No uso do trabalho como instrumento para ajudar as pessoas, ele lembrou de campanhas que fez quando trabalhava em rádio e na época que foi repórter de polícia na Gazeta. Lembrou ainda da ampliação do atendimento quando foi trabalhar em São Paulo, diante do receio que deixasse o projeto, naquela época.
"Foi quando mudamos da Rua João Guilherme para uma local dez vezes maior. Fizemos cozinha industrial, colocamos gás subterrâneo, freezer, mesas no refeitório, ar condicionado. Mas a vida é feita de ciclos. E o ciclo da minha vida é continuar servindo. Em Limeira entregamos o que pudemos fazer de melhor, e todos fizemos. Hoje finalizamos com certeza do dever cumprido".







Moradores do Kühl, Degan e José 
Cortez foram os mais assistidos

Entre 2007 e 2012, a Casa da Sopa fez 55 atendimentos sociais por mês, com a frequência de cerca de 500 pessoas por mês. A meta conveniada foi de 8 mil refeições e 110 famílias atendidas com benefícios.
A fonte de financiamento, além do presidente da entidade, Geraldo Luís, foi obtida por meio da realização e participação de eventos. Em 2011, a subvenção do Ceprosom foi de R$ 36 mil e, em 2012, R$ 38.520. Em abril de 2012 foram arrecadados R$ 3.569,72.
Tendo como eixo norteador o serviço de convivência e fortalecimento de vínculos, foram oferecidas nos seis anos 348.390 refeições, com pico de 85 mil nos anos de 2009 e 2010. Em 2006 e 2007 a maioria dos assistidos eram dos bairros Ernesto Kühl e Odécio Degan; em 2008 e 2009, Ernesto Kühl e José Cortez. Em 2010 e 2011, José Cortez.

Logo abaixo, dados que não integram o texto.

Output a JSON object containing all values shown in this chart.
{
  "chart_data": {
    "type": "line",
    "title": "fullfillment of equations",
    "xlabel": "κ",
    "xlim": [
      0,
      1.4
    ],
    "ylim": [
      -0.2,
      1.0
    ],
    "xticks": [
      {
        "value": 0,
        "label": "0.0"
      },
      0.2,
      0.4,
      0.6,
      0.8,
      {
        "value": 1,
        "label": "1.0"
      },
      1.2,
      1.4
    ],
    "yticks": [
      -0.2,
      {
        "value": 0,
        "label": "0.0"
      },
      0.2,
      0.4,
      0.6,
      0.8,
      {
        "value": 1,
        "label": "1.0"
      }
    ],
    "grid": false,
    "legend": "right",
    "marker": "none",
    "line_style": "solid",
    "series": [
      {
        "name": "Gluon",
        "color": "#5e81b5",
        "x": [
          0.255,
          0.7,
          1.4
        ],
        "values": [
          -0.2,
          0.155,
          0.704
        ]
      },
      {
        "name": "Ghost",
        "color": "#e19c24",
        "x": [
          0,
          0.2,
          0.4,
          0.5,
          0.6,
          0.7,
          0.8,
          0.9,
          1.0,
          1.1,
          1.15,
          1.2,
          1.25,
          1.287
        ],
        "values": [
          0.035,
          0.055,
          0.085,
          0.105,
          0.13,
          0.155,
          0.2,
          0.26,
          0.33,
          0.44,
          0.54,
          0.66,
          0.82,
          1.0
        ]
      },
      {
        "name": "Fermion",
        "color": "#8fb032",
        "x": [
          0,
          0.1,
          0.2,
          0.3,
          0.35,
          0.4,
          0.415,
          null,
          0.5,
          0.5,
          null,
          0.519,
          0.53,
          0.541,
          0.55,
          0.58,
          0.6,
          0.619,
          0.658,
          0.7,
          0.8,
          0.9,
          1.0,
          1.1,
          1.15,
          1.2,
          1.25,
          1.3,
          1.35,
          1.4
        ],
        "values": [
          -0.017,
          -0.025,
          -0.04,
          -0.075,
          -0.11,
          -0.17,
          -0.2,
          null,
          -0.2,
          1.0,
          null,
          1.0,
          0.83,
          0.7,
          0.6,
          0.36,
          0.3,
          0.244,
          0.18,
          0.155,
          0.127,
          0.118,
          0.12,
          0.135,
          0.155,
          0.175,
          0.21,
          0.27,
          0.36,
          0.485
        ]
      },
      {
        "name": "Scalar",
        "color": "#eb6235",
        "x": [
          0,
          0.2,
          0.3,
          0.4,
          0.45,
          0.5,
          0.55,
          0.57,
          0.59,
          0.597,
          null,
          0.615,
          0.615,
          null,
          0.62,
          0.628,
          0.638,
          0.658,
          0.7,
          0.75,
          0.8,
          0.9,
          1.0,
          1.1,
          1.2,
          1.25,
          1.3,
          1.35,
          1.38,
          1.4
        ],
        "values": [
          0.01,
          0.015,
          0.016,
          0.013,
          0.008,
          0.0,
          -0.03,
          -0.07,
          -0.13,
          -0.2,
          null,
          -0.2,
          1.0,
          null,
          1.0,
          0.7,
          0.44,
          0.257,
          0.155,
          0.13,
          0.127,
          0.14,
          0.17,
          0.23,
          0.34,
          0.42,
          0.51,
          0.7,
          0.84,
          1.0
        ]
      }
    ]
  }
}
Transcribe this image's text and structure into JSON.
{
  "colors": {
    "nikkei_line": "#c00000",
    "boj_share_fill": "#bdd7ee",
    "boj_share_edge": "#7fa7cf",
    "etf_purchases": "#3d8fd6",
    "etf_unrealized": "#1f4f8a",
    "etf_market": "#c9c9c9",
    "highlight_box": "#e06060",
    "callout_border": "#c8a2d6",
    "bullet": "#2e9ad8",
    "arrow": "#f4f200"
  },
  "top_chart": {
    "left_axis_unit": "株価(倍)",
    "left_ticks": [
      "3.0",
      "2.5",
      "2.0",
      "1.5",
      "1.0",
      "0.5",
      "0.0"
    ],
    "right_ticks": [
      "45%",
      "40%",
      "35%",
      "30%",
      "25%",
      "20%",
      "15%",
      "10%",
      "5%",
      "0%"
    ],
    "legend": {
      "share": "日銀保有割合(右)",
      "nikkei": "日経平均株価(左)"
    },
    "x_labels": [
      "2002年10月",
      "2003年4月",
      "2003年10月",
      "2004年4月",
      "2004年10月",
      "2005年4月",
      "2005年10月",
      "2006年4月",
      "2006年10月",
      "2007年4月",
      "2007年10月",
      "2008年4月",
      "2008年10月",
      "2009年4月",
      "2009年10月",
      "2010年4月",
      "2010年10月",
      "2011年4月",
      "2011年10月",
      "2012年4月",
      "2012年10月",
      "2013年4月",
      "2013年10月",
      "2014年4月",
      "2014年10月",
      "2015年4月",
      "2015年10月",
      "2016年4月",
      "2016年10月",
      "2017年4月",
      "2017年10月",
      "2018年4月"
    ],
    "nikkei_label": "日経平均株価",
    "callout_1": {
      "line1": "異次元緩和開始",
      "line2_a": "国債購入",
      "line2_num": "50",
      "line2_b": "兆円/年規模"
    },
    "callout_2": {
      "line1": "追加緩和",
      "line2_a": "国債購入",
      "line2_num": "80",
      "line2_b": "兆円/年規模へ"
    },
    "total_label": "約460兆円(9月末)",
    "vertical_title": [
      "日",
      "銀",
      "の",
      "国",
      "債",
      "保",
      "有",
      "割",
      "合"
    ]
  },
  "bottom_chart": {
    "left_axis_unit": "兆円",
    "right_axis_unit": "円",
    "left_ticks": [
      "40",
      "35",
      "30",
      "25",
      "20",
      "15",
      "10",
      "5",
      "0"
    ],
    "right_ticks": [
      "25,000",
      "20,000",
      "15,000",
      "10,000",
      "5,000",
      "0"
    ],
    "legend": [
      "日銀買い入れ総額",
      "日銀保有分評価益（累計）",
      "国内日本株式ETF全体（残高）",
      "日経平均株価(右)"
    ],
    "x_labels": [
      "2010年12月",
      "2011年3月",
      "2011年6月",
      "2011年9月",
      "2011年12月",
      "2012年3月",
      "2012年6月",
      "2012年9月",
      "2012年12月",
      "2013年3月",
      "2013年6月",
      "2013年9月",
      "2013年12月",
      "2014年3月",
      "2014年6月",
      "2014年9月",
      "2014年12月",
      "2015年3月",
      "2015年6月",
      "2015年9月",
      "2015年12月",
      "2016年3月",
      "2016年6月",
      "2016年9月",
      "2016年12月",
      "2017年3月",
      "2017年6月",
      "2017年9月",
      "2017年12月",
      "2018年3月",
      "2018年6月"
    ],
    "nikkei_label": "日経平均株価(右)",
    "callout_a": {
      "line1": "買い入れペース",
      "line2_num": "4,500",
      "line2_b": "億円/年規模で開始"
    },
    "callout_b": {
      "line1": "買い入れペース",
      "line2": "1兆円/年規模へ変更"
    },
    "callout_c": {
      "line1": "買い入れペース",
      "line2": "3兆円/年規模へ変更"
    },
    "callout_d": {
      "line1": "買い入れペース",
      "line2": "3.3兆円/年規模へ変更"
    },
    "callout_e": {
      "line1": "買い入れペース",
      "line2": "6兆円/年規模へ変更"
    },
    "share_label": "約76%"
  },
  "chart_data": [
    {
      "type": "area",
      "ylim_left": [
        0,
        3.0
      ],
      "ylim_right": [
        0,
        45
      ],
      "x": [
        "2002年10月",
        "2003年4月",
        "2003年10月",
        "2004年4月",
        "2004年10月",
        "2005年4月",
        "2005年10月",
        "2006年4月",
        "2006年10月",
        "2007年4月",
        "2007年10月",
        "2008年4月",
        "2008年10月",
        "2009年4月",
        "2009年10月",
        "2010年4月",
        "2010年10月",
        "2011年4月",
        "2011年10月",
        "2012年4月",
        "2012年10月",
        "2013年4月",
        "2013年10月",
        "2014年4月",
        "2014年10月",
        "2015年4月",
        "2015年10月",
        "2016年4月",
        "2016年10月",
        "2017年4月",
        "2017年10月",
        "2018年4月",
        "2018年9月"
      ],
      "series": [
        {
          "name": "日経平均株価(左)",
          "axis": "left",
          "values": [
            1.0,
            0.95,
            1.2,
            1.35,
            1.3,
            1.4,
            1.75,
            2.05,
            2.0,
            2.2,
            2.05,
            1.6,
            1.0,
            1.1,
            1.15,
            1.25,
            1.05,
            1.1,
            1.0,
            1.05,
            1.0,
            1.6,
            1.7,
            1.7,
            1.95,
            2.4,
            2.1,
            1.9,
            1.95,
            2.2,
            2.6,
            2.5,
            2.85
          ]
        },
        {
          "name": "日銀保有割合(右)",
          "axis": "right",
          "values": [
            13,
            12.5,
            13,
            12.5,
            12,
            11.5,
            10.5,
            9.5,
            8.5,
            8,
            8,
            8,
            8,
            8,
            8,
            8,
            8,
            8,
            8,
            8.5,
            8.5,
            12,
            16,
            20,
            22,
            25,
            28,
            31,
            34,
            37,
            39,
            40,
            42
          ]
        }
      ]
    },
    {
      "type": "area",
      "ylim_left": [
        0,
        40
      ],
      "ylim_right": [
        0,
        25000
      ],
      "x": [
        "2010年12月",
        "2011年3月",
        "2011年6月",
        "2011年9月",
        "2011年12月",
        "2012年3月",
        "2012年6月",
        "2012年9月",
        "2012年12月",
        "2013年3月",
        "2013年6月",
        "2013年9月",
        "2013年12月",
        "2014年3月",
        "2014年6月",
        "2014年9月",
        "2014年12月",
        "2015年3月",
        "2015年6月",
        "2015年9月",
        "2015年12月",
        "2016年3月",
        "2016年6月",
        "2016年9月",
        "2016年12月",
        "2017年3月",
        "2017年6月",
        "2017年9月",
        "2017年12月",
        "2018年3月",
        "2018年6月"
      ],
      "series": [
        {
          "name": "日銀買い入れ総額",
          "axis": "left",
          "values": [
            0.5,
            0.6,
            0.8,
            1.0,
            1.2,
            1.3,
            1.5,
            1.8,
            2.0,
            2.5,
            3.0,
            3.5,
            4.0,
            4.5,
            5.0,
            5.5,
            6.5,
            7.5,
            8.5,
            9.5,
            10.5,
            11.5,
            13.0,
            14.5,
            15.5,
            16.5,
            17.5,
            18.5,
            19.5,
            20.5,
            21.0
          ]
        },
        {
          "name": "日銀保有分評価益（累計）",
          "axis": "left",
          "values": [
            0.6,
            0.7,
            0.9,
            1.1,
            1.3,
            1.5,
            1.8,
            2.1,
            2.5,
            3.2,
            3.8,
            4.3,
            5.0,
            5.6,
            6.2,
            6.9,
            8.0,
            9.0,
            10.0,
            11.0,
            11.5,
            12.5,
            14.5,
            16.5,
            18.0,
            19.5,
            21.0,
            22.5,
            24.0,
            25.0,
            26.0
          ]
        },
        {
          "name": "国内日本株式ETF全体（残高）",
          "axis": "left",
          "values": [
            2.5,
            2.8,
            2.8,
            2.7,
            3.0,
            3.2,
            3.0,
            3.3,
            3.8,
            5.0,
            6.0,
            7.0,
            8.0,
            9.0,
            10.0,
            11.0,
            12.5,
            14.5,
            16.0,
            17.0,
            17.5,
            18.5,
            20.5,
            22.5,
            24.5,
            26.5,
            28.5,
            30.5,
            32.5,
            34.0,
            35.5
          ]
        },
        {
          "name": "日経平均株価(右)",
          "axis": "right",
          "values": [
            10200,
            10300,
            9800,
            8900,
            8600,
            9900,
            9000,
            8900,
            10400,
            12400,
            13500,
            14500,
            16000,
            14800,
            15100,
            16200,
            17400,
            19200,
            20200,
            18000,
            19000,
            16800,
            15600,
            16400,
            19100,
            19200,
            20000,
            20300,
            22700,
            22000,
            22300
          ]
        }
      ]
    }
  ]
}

No início do trabalho, as famílias não recebiam subsídios do governo. A partir de 2008, 20% das cadastradas se integravam a programas de benefícios governamentais que garantiam bolsa-escola, cartão alimentação, auxílio gás, bolsa alimentação e bolsa família. "Nossas assistentes sociais orientavam as famílias a procurar o benefício em que se encaixavam, inclusive para aposentados", lembra Danuza Oliveira do Nascimento, coordenadora da entidade.
Na Casa, para receber benefícios, as famílias precisavam participar dos cursos, como de informática, culinária, artesanato, manicure, teatro e dança, libras, muay thai e capoeira para crianças.
A partir de 2010, o número de participantes começou a cair, com as famílias recebendo benefícios do governo, inclusive para material de construção, leite em casa e auxílio para famílias de presidiários. "Percebemos que, com tantos benefícios hoje, a Casa da Sopa deixou de ajudar e passou a atrapalhar. A partir do momento que acomodamos essas famílias, deixamos de ajudá-las", reflete a coordenadora. "Acreditamos que já cumprimos a nossa missão em Limeira. Ajudamos, encaminhamos e orientamos muitas famílias e necessitados em geral. Agora, nossa missão será em outro local onde nos convencemos da real pobreza", finaliza, referindo-se ao Vale do Jequitinhonha.